Arctic Snow, Shadow and Sky
As I take my evening walks in the mild winter snows of Thunder Bay, it’s hard to believe that only a few weeks ago, I was up in the Arctic. When I was little, I would close my eyes and try to imagine myself flying over the lake, across the waters, meeting up with the horizon and continuing on until I was flying over the snows of the Arctic. I don’t know why in my imagination I never flew south; always north. Now, as an adult, I still experience some of the thrill of flying to the edge of the world; that world of shadows and light.
While I was in Iqaluit, I attended the Pilriqatigiinniq Teachers Conference. It was an exciting week that included a talk from David Suzuki one night and a craft show on the following night. I was absolutely stunned at the level of excitement and energy that went into the craft show (and, of course, David Suzuki's talk). There was no shortage of vendors displaying everything from seal skin mitts to spices for Arctic char to beautifully embroidered and beaded wool hangings. It was the first time in my life that I’d seen people arrive an hour early to an arts and crafts fair. People were literally packed into the hall like sardines. I asked some of the city residents about this later and was informed that crowds always come out in droves for arts & crafts shows. So I can only conclude that hand-crafts are highly valued in this part of the world.

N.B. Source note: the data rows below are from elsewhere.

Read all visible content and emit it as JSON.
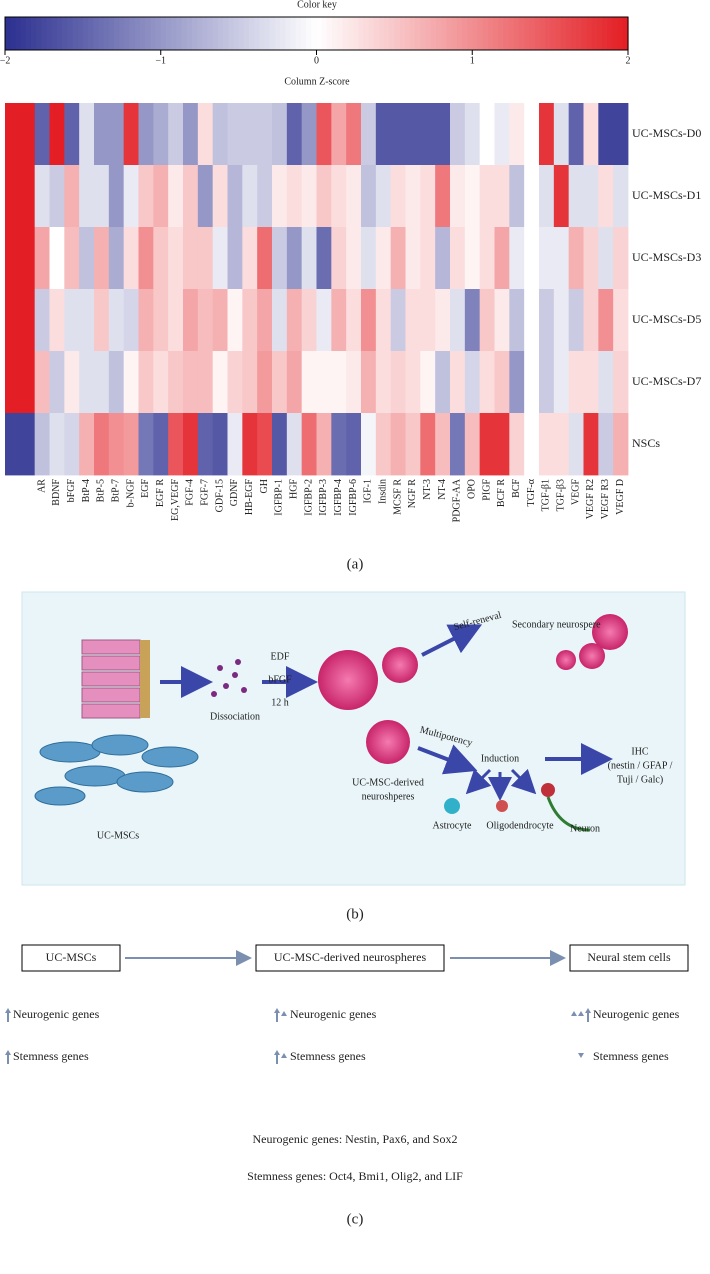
{
  "chart_data": {
    "type": "heatmap",
    "title": "Color key",
    "colorbar_label": "Column Z-score",
    "zlim": [
      -2,
      2
    ],
    "zticks": [
      {
        "value": -2,
        "label": "−2"
      },
      {
        "value": -1,
        "label": "−1"
      },
      0,
      1,
      2
    ],
    "colors": [
      "#2b2f8f",
      "#ffffff",
      "#e31e24"
    ],
    "rows": [
      "UC-MSCs-D0",
      "UC-MSCs-D1",
      "UC-MSCs-D3",
      "UC-MSCs-D5",
      "UC-MSCs-D7",
      "NSCs"
    ],
    "categories": [
      null,
      null,
      "AR",
      "BDNF",
      "bFGF",
      "BtP-4",
      "BtP-5",
      "BtP-7",
      "b-NGF",
      "EGF",
      "EGF R",
      "EG,VEGF",
      "FGF-4",
      "FGF-7",
      "GDF-15",
      "GDNF",
      "HB-EGF",
      "GH",
      "IGFBP-1",
      "HGF",
      "IGFBP-2",
      "IGFBP-3",
      "IGFBP-4",
      "IGFBP-6",
      "IGF-1",
      "Insdin",
      "MCSF R",
      "NGF R",
      "NT-3",
      "NT-4",
      "PDGF-AA",
      "OPO",
      "PIGF",
      "BCF R",
      "BCF",
      "TGF-α",
      "TGF-β1",
      "TGF-β3",
      "VEGF",
      "VEGF R2",
      "VEGF R3",
      "VEGF D"
    ],
    "values": [
      [
        2,
        2,
        -1.5,
        2,
        -1.5,
        -0.3,
        -1,
        -1,
        1.8,
        -1,
        -0.8,
        -0.5,
        -1,
        0.3,
        -0.6,
        -0.5,
        -0.5,
        -0.5,
        -0.6,
        -1.5,
        -1,
        1.5,
        0.8,
        1.2,
        -0.5,
        -1.6,
        -1.6,
        -1.6,
        -1.6,
        -1.6,
        -0.5,
        -0.3,
        0,
        -0.2,
        0.2,
        0,
        1.8,
        -0.3,
        -1.5,
        0.3,
        -1.8,
        -1.8
      ],
      [
        2,
        2,
        -0.3,
        -0.5,
        0.7,
        -0.3,
        -0.3,
        -1,
        -0.2,
        0.5,
        0.7,
        0.2,
        0.5,
        -1,
        0.3,
        -0.7,
        -0.3,
        -0.5,
        0.2,
        0.3,
        0.2,
        0.5,
        0.3,
        0.2,
        -0.6,
        -0.3,
        0.3,
        0.2,
        0.3,
        1.2,
        0.2,
        0.1,
        0.3,
        0.3,
        -0.6,
        0,
        -0.3,
        1.8,
        -0.3,
        -0.3,
        0.3,
        -0.3
      ],
      [
        2,
        2,
        0.8,
        0,
        0.6,
        -0.6,
        0.7,
        -0.8,
        0.3,
        1,
        0.5,
        0.3,
        0.5,
        0.5,
        -0.2,
        -0.7,
        0.3,
        1.3,
        -0.5,
        -1,
        -0.3,
        -1.4,
        0.4,
        0.2,
        -0.3,
        0.2,
        0.7,
        0.2,
        0.3,
        -0.7,
        0.3,
        0.1,
        0.3,
        0.8,
        -0.2,
        0,
        -0.2,
        -0.2,
        0.7,
        0.4,
        -0.3,
        0.4
      ],
      [
        2,
        2,
        -0.5,
        0.3,
        -0.3,
        -0.3,
        0.5,
        -0.3,
        -0.4,
        0.7,
        0.5,
        0.3,
        0.8,
        0.6,
        0.7,
        0.1,
        0.5,
        0.8,
        -0.3,
        0.7,
        0.4,
        -0.2,
        0.7,
        0.3,
        1,
        0.3,
        -0.5,
        0.3,
        0.3,
        0.2,
        -0.3,
        -1.2,
        0.5,
        0.2,
        -0.6,
        0,
        -0.5,
        -0.2,
        -0.5,
        0.4,
        1,
        0.3
      ],
      [
        2,
        2,
        0.6,
        -0.5,
        0.2,
        -0.3,
        -0.3,
        -0.6,
        0.1,
        0.5,
        0.3,
        0.5,
        0.6,
        0.6,
        0.1,
        0.4,
        0.5,
        0.9,
        0.5,
        0.8,
        0.1,
        0.1,
        0.1,
        0.2,
        0.7,
        0.3,
        0.4,
        0.3,
        0.1,
        -0.6,
        0.3,
        -0.4,
        0.3,
        0.5,
        -1,
        0,
        -0.5,
        -0.2,
        0.3,
        0.3,
        -0.3,
        0.4
      ],
      [
        -1.8,
        -1.8,
        -0.6,
        -0.3,
        -0.4,
        0.7,
        1.2,
        1,
        0.9,
        -1.3,
        -1.5,
        1.5,
        1.8,
        -1.5,
        -1.6,
        -0.2,
        1.8,
        1.6,
        -1.6,
        -0.3,
        1.3,
        0.7,
        -1.4,
        -1.5,
        -0.1,
        0.5,
        0.7,
        0.5,
        1.3,
        0.6,
        -1.3,
        0.6,
        1.8,
        1.8,
        0.4,
        0,
        0.3,
        0.3,
        -0.3,
        1.8,
        -0.5,
        0.7
      ]
    ],
    "caption": "(a)"
  },
  "diagram": {
    "self_renewal": "Self-reneval",
    "secondary": "Secondary neurospere",
    "medium": [
      "EDF",
      "bFGF",
      "12 h"
    ],
    "dissociation": "Dissociation",
    "multipotency": "Multipotency",
    "induction": "Induction",
    "ihc": "IHC",
    "ihc_markers": [
      "(nestin / GFAP /",
      "Tuji / Galc)"
    ],
    "neurospheres": [
      "UC-MSC-derived",
      "neuroshperes"
    ],
    "uc_mscs": "UC-MSCs",
    "astrocyte": "Astrocyte",
    "oligodendrocyte": "Oligodendrocyte",
    "neuron": "Neuron",
    "caption": "(b)"
  },
  "flow": {
    "stages": [
      "UC-MSCs",
      "UC-MSC-derived neurospheres",
      "Neural stem cells"
    ],
    "neurogenic": "Neurogenic genes",
    "stemness": "Stemness genes",
    "notes": [
      "Neurogenic genes: Nestin, Pax6, and Sox2",
      "Stemness genes: Oct4, Bmi1, Olig2, and LIF"
    ],
    "caption": "(c)"
  }
}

I love to make things with my hands. It always brings me relief from a technologically obsessed world to be able to pick up a needle and thread and hand stitch a quilt or sew on a button. To be in a space where the general community also celebrates handiwork, this was marvelous to me.
In our workshop, my co-presenter and I gave a workshop where we also created something with our hands and our imaginations; making shadow puppets one day and masks the next. We had brought in stories to adapt into simple tableau and shadow plays, but in the end, we invited the participants to share their own stories; in their own language. I felt truly honoured to hear the stories shared in Inuktitut. Even without the translations, I had a sense of what the storytellers were sharing, through their gestures and through their voices.
When I visited one of the shops later in the evening to look at the regional books, I wasn't surprised to see that many of the stories were illustrated in shadow or near-shadow images. Without trees to impede the view of the sky, there really are only a few noticeable elements to the landscape; shadow, shades of the many colours of snow, and sky.